Saturday, May 11, 2013

70%

Life has been good.

I used to take advantage of the good things that happen to me 2 years ago. But after opening my eyes and seeing clearly whats infront of me, it feels so damn good.

It feels like there was a switch in my life. I could see what was bad for me and got rid of it, and did my best to keep or regain the good that I've pushed aside long ago.

One thing that has and always will be important to me is friendship. I have learnt not to push things too far, and sadly I had to learn it the hard way in order to finally see what I've done. I know now. Who is bad for me and who is good for me. Even if its my life, I have to also realise if I am good for anyone in their lives too.

I was so stubborn before, always wanted things my way, and if it didn't go my way, I'd make a fuss. A mega fuss. But awhile back, I realise, people change, whether its good or bad, its not the same as how it used to be hence I may not be as close to the people whom I used to be close with. I may not be able to interact with them like how I used to. Everyone goes through shit, meets different people, and before you realise all this during your absence physically in their lives, there is a wall built up. This wall is to protect themselves from family and friends. Its what makes them strong. Whatever the reason may be, respect it.

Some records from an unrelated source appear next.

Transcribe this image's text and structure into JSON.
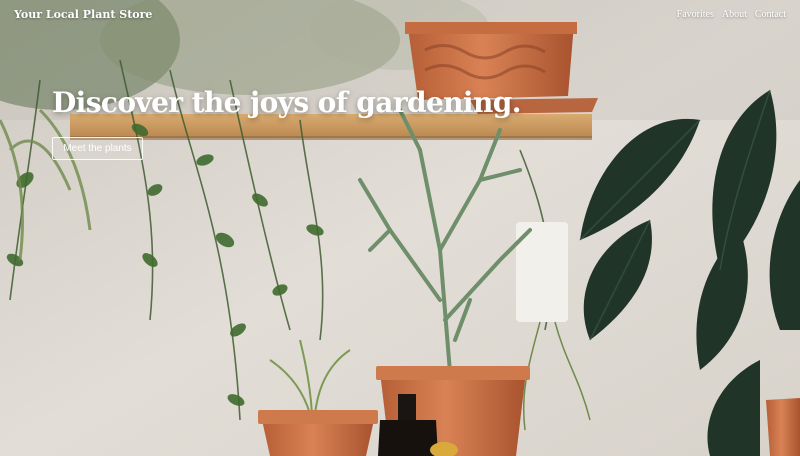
{
  "header": {
    "brand": "Your Local Plant Store",
    "nav": [
      {
        "label": "Favorites"
      },
      {
        "label": "About"
      },
      {
        "label": "Contact"
      }
    ]
  },
  "hero": {
    "headline": "Discover the joys of gardening.",
    "cta_label": "Meet the plants"
  },
  "colors": {
    "wall": "#dcd8d1",
    "shelf": "#c99b61",
    "terracotta": "#c96f42",
    "leaf_dark": "#24382b",
    "leaf_green": "#4f7a3c",
    "text": "#ffffff"
  }
}
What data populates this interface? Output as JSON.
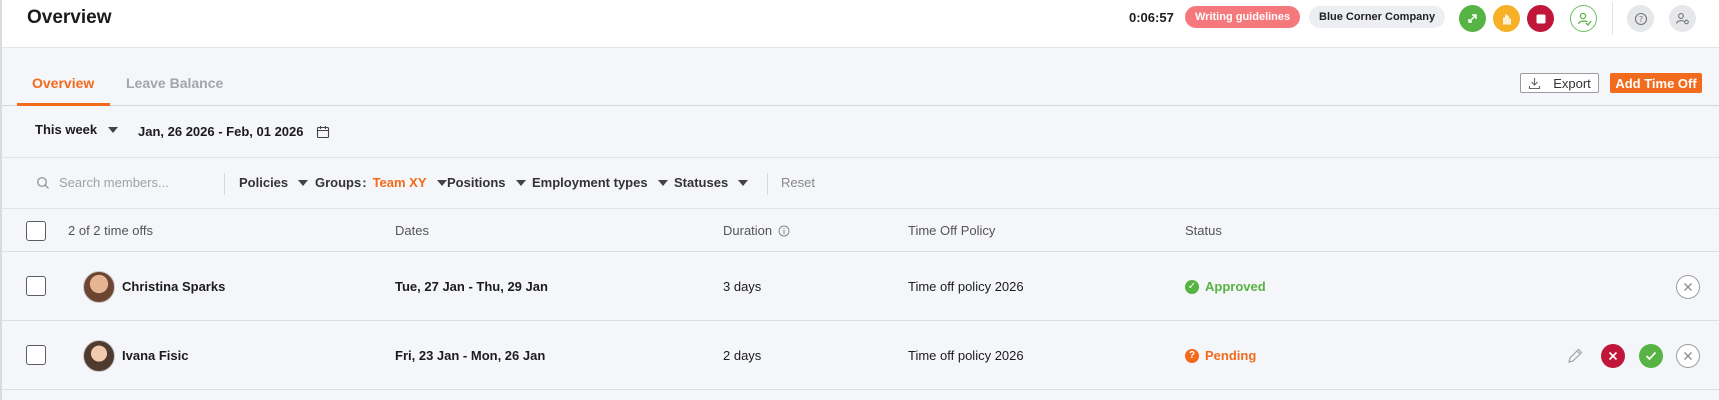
{
  "header": {
    "title": "Overview",
    "timer": "0:06:57",
    "guidelines_label": "Writing guidelines",
    "company_label": "Blue Corner Company"
  },
  "tabs": [
    {
      "label": "Overview",
      "active": true
    },
    {
      "label": "Leave Balance",
      "active": false
    }
  ],
  "actions": {
    "export_label": "Export",
    "add_label": "Add Time Off"
  },
  "period": {
    "selector": "This week",
    "range": "Jan, 26 2026 - Feb, 01 2026"
  },
  "filters": {
    "search_placeholder": "Search members...",
    "policies": "Policies",
    "groups": "Groups",
    "groups_separator": ":",
    "groups_value": "Team XY",
    "positions": "Positions",
    "employment_types": "Employment types",
    "statuses": "Statuses",
    "reset": "Reset"
  },
  "table": {
    "count_label": "2 of 2 time offs",
    "columns": {
      "dates": "Dates",
      "duration": "Duration",
      "policy": "Time Off Policy",
      "status": "Status"
    },
    "rows": [
      {
        "name": "Christina Sparks",
        "dates": "Tue, 27 Jan - Thu, 29 Jan",
        "duration": "3 days",
        "policy": "Time off policy 2026",
        "status": "Approved"
      },
      {
        "name": "Ivana Fisic",
        "dates": "Fri, 23 Jan - Mon, 26 Jan",
        "duration": "2 days",
        "policy": "Time off policy 2026",
        "status": "Pending"
      }
    ]
  },
  "colors": {
    "accent": "#f26a1b",
    "approved": "#57b344",
    "reject": "#c0163a",
    "guidelines": "#f5787c"
  }
}
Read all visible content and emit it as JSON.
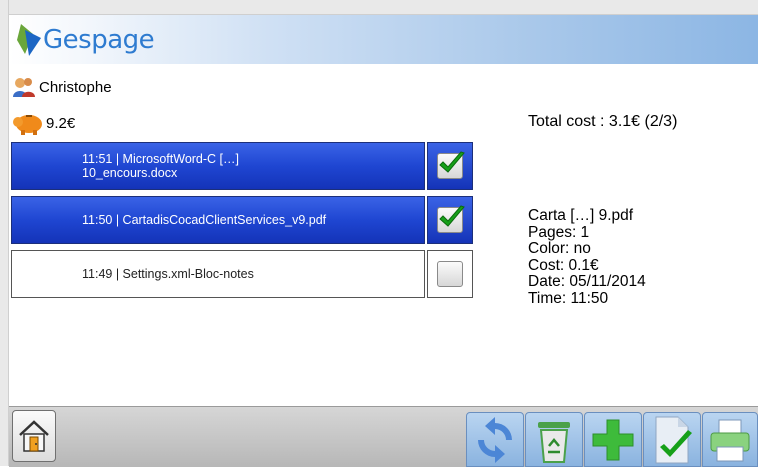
{
  "app": {
    "logo_text": "Gespage"
  },
  "user": {
    "name": "Christophe"
  },
  "balance": {
    "amount": "9.2€"
  },
  "summary": {
    "total_cost": "Total cost : 3.1€ (2/3)"
  },
  "jobs": [
    {
      "line1": "11:51 | MicrosoftWord-C […]",
      "line2": "10_encours.docx",
      "selected": true
    },
    {
      "line1": "11:50 | CartadisCocadClientServices_v9.pdf",
      "line2": "",
      "selected": true
    },
    {
      "line1": "11:49 | Settings.xml-Bloc-notes",
      "line2": "",
      "selected": false
    }
  ],
  "details": {
    "name": "Carta […] 9.pdf",
    "pages": "Pages: 1",
    "color": "Color: no",
    "cost": "Cost: 0.1€",
    "date": "Date: 05/11/2014",
    "time": "Time: 11:50"
  },
  "toolbar": {
    "buttons": [
      "home-icon",
      "refresh-icon",
      "delete-icon",
      "add-icon",
      "validate-icon",
      "print-icon"
    ]
  },
  "colors": {
    "selected_row": "#1f46d2",
    "header_gradient_end": "#8cb6e4",
    "toolbar_button": "#a4c5ea",
    "check_green": "#16a019"
  }
}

I am very grateful for having Skip in my life. There is so many things I appreciate about him, no one else has been this good to me.

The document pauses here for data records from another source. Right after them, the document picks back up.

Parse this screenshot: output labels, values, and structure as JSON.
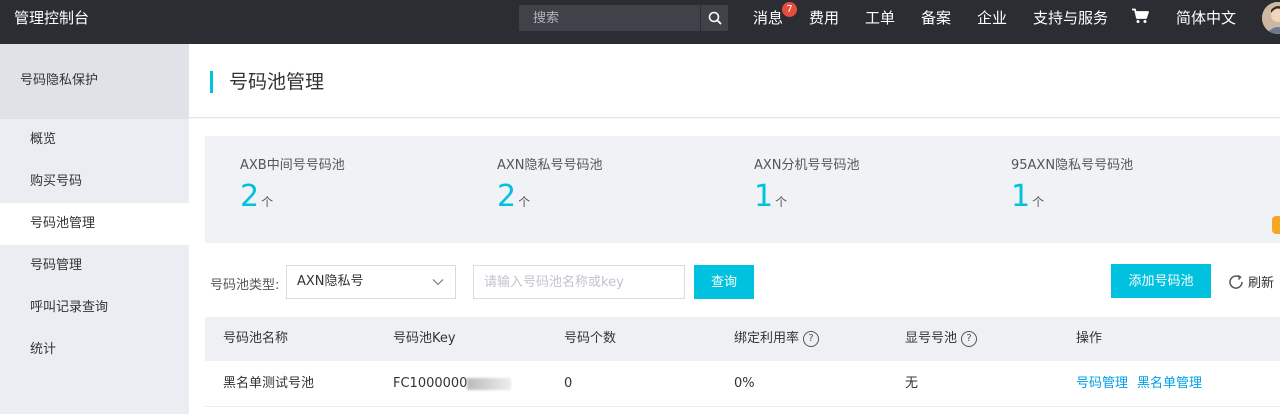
{
  "topbar": {
    "brand": "管理控制台",
    "search_placeholder": "搜索",
    "nav": {
      "messages": "消息",
      "messages_count": "7",
      "billing": "费用",
      "tickets": "工单",
      "icp": "备案",
      "enterprise": "企业",
      "support": "支持与服务",
      "language": "简体中文"
    }
  },
  "sidebar": {
    "header": "号码隐私保护",
    "items": [
      {
        "label": "概览"
      },
      {
        "label": "购买号码"
      },
      {
        "label": "号码池管理"
      },
      {
        "label": "号码管理"
      },
      {
        "label": "呼叫记录查询"
      },
      {
        "label": "统计"
      }
    ]
  },
  "page": {
    "title": "号码池管理"
  },
  "stats": [
    {
      "label": "AXB中间号号码池",
      "value": "2",
      "unit": "个"
    },
    {
      "label": "AXN隐私号号码池",
      "value": "2",
      "unit": "个"
    },
    {
      "label": "AXN分机号号码池",
      "value": "1",
      "unit": "个"
    },
    {
      "label": "95AXN隐私号号码池",
      "value": "1",
      "unit": "个"
    }
  ],
  "filter": {
    "type_label": "号码池类型:",
    "type_value": "AXN隐私号",
    "key_placeholder": "请输入号码池名称或key",
    "query_button": "查询",
    "add_button": "添加号码池",
    "refresh_label": "刷新"
  },
  "table": {
    "headers": [
      "号码池名称",
      "号码池Key",
      "号码个数",
      "绑定利用率",
      "显号号池",
      "操作"
    ],
    "rows": [
      {
        "name": "黑名单测试号池",
        "key": "FC1000000",
        "count": "0",
        "usage": "0%",
        "display_pool": "无",
        "actions": [
          "号码管理",
          "黑名单管理"
        ]
      }
    ]
  },
  "colors": {
    "accent": "#00c1de",
    "topbar": "#2b2d33",
    "link": "#00a0e9",
    "badge": "#e74c3c"
  }
}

So knowing this, don't push it. Go at a slow and steady pace. Winning a race that way is so worth it. I am glad there are still people in my life who actually overlooked most of my bullshit before. I am glad because I didn't destroy everything I love. Kevin, Irene and Gretsen. You three have been there for me all the time. The advises you guys give and the sincerity in your words.

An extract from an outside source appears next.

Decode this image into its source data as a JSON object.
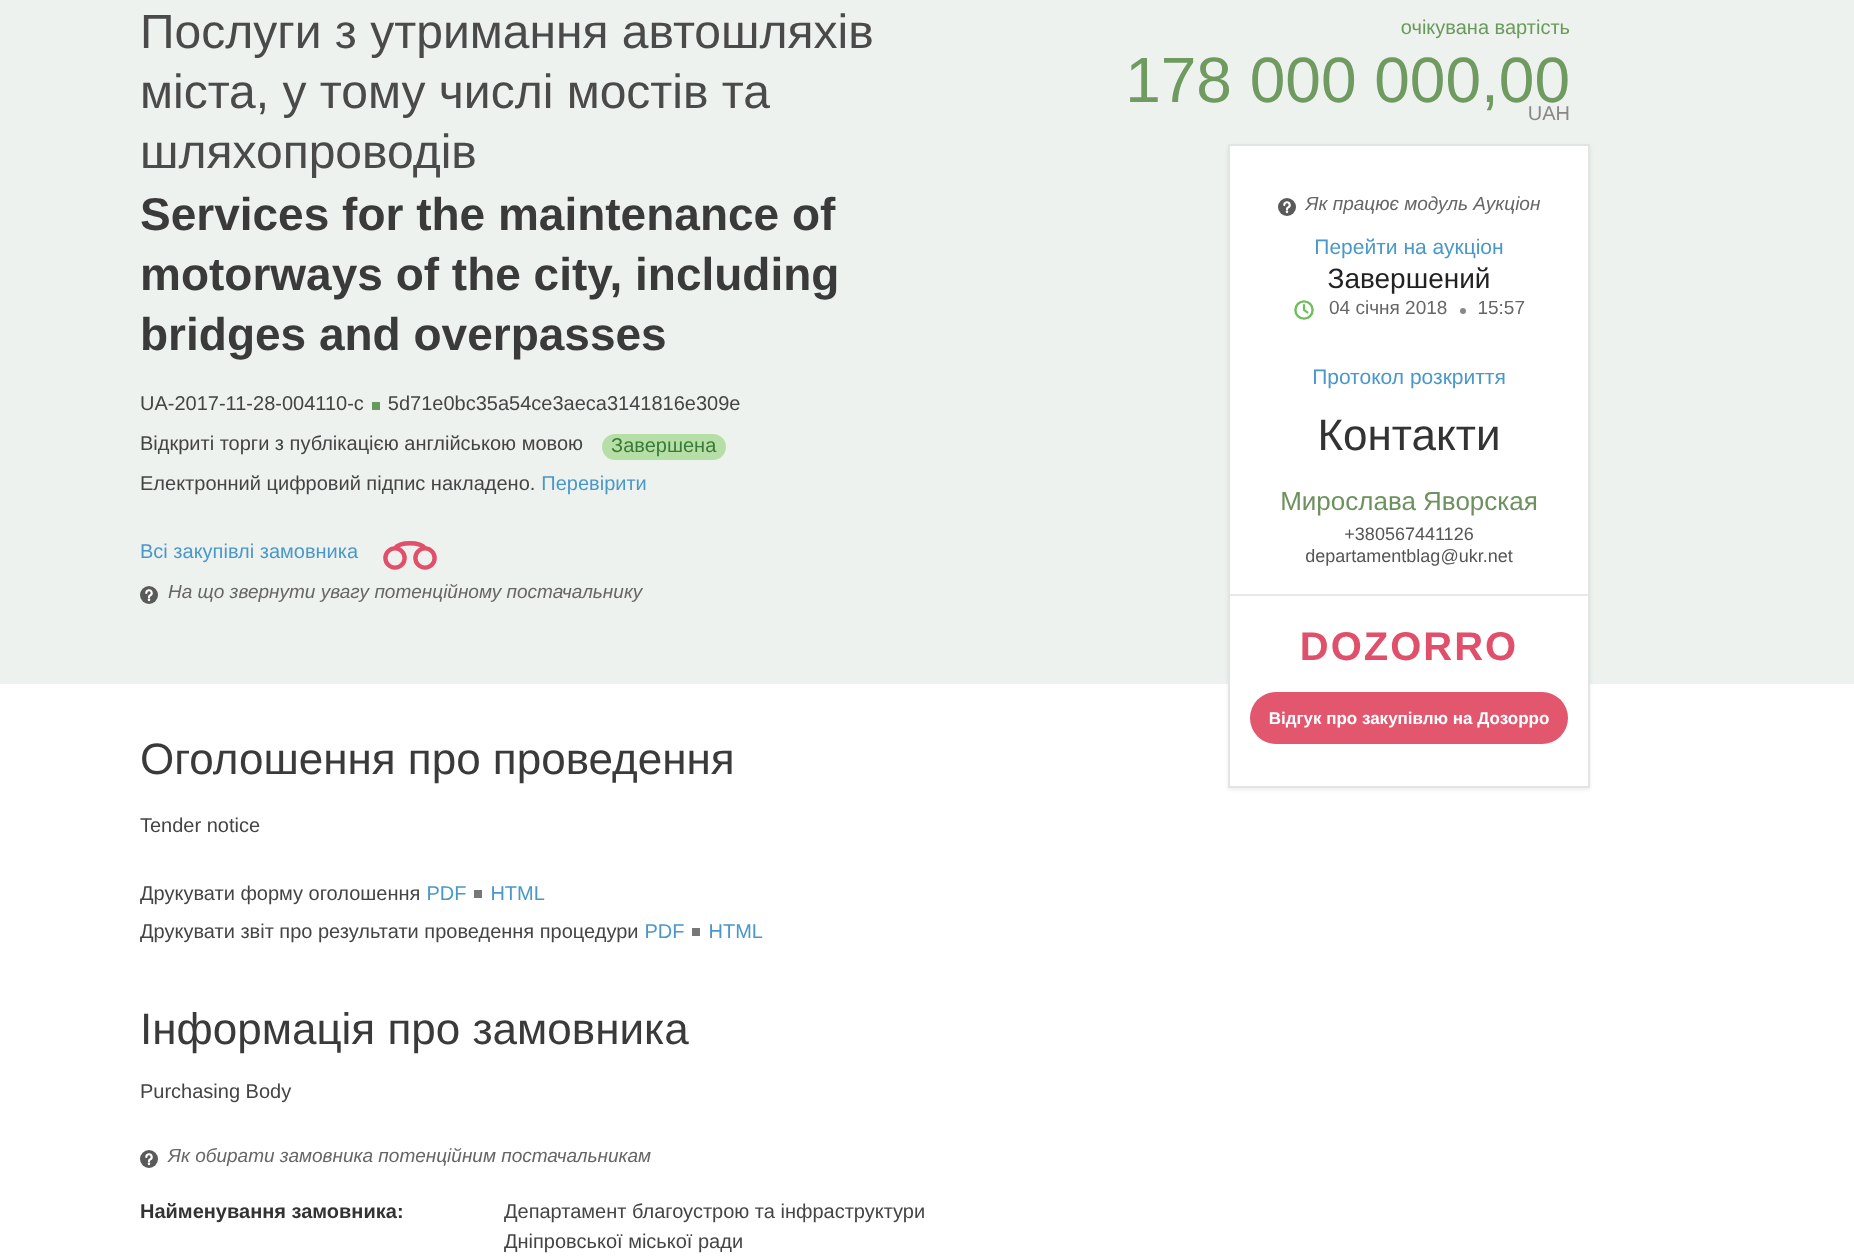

I am so grateful for having two of my friends from highschool back in my life. Michelle and Jessica. All my bad deed, bad wordings, bad behaviour has been forgiven by them. I am trully thankful for that. They have the biggest heart. The hearts of gold. They are my inspiration to love and forgive, my motivation to look at life in a happier view.

I will cherish their friendship. Near or far. Thank you for being my life you guys.